BANGALORE, India — Kishore Biyani wants to be thought of as frugal.
Biyani, 47, head of India’s largest retail empire Future Group, has a motto for these recession-hit times. Employees across hundreds of Big Bazaar and Food Bazaar stores, the Indian equivalent of Wal-Mart, have adopted his pledge, “Garv se kaho, hum kanjoos hain” (Say with pride, we are stingy).
It is a motto signifying a back-to-the-basics strategy, said Biyani, who wants his $1.5-billion group to be the retailer of choice in cost-conscious India. A culture of frugality and corporate thrift can help trim costs. These savings can be passed on to stretched customers, Biyani tells his staff.
Fittingly, all visitors to Biyani’s fifth-floor offices at Mumbai’s Crossroads Mall are offered glass tumblers only half-filled with tea. Company executives, Biyani included, fly coach class. Nobody is allowed to wear a jacket or tie to work. “In India, a jacket and tie are just corporate hypocrisy,” said the bespectacled, grey-haired Biyani, who is dressed in shirt and trousers, attire well suited to muggy Mumbai.
Biyani’s Big Bazaar hypermarkets, often likened to Wal-Mart stores, are clean, well-lit and air-conditioned. But the similarity ends there. Inside the crowded store in Mumbai’s Phoenix Mills, not far from Biyani’s offices, the aisles are too narrow and cluttered for shopping carts to pass through. Bollywood film music blasts over the sound system, interrupted by the blare of in-store announcements.

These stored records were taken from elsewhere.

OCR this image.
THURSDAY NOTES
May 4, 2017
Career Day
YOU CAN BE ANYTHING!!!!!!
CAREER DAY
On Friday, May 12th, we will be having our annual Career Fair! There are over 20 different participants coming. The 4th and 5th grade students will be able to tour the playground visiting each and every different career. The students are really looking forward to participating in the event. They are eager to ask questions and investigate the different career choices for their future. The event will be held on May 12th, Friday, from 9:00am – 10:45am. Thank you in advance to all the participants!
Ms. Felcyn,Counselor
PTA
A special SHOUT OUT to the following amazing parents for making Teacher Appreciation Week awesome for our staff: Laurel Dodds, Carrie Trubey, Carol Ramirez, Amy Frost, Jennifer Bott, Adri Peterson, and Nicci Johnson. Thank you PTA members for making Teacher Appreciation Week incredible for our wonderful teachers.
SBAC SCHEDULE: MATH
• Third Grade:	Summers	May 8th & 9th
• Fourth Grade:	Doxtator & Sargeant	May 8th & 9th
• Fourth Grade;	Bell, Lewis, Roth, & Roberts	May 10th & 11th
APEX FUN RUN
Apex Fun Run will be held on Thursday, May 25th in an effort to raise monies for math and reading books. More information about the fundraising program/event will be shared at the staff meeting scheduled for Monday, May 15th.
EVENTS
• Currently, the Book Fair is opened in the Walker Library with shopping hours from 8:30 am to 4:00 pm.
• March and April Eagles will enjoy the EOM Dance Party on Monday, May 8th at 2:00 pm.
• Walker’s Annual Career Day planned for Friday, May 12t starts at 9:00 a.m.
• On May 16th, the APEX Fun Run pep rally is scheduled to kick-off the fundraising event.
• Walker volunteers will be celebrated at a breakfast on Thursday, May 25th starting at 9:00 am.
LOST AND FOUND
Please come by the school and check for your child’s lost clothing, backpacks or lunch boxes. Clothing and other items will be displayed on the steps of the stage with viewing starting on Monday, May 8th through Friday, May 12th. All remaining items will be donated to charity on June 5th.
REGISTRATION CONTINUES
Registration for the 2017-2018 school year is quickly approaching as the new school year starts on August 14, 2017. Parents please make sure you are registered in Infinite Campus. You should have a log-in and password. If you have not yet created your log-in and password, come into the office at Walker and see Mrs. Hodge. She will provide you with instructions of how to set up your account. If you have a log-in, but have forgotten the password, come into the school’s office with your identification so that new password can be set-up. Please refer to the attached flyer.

In carefully-conceived disarray, rice and sugar in huge, open silos spill over to the floor. A few onions in the piled up crates are near-rotten and clumps of soil stick to some of the potatoes. In an overflowing bin nearby, kitchen ladles are minus their wrapping. A “chakki," a grinding mill, in the corner serves shoppers who can feel, smell and choose their grain to be freshly ground.
For the price-sensitive and selective Indian consumer, the chaos evokes the hurly-burly typical of Indian markets where shoppers haggle over the price of tomatoes and the quality of rice.
The dirt suggests to shoppers that the produce is farm-fresh, the rotten onions are deliberately placed so shoppers can feel they are choosing the best, and the ladles are presented in a way that customers feel encouraged to touch and buy.
All of this is designed to lure “conscious consumers” said Biyani, who added that a majority of Indians are not “conspicuous consumers” anyway. In 2008, about 250 million shoppers passed through Biyani’s stores.
India’s $350 billion retail industry is dominated by neighborhood grocery stores and open air vegetable markets. But organized retail is growing at a blazing rate, even as multinational retailers like Wal-Mart Stores, Tesco and Carrefour are eyeing the market.
Whatever the potential foreign competition, Biyani can teach a lesson or two on enticing the careful shopper.
With his oath of "kanjoosi” (thrift) he has shrunk the size of his headquarters in employee numbers and space. In the suburbs, 630 people are now squeezed into an office that once held 400. Employees signing off on an expense or travel voucher have to first tick off on the question, “Was the expenditure worth it?”
At stores too, staff is becoming sensitized to cost efficiency. The Phoenix Mills store manager Rahil Ajani said he is saving on energy costs by turning up the air conditioning a couple of degrees. Since he took the pledge of kanjoosi, Ajani has cut monthly water bills to nearly half, optimized the re-use of packaging material and doubled revenues from selling scrap. No saving is too small, said Ajani, who re-uses office envelopes a dozen times.
Sales numbers are holding despite the economic downturn, said Biyani, whose group also runs a bowling chain and restaurants. Business has been good across all categories except furniture and cell phones. “Raw material, real estate, people and inputs costs have all fallen so we cannot hope for a better scenario than this,” he said. Back in his office, Biyani said his focus is on maintaining demand.
At the far end, the office wall is lined with framed photographs of Biyani’s icons. Charlie Chaplin, Albert Einstein and Sam Walton share space with Mother Teresa and Indian entrepreneurs Dhirubhai Ambani of Reliance and Narayana Murthy of the outsourcing firm Infosys. The last of the frames holds a mirror.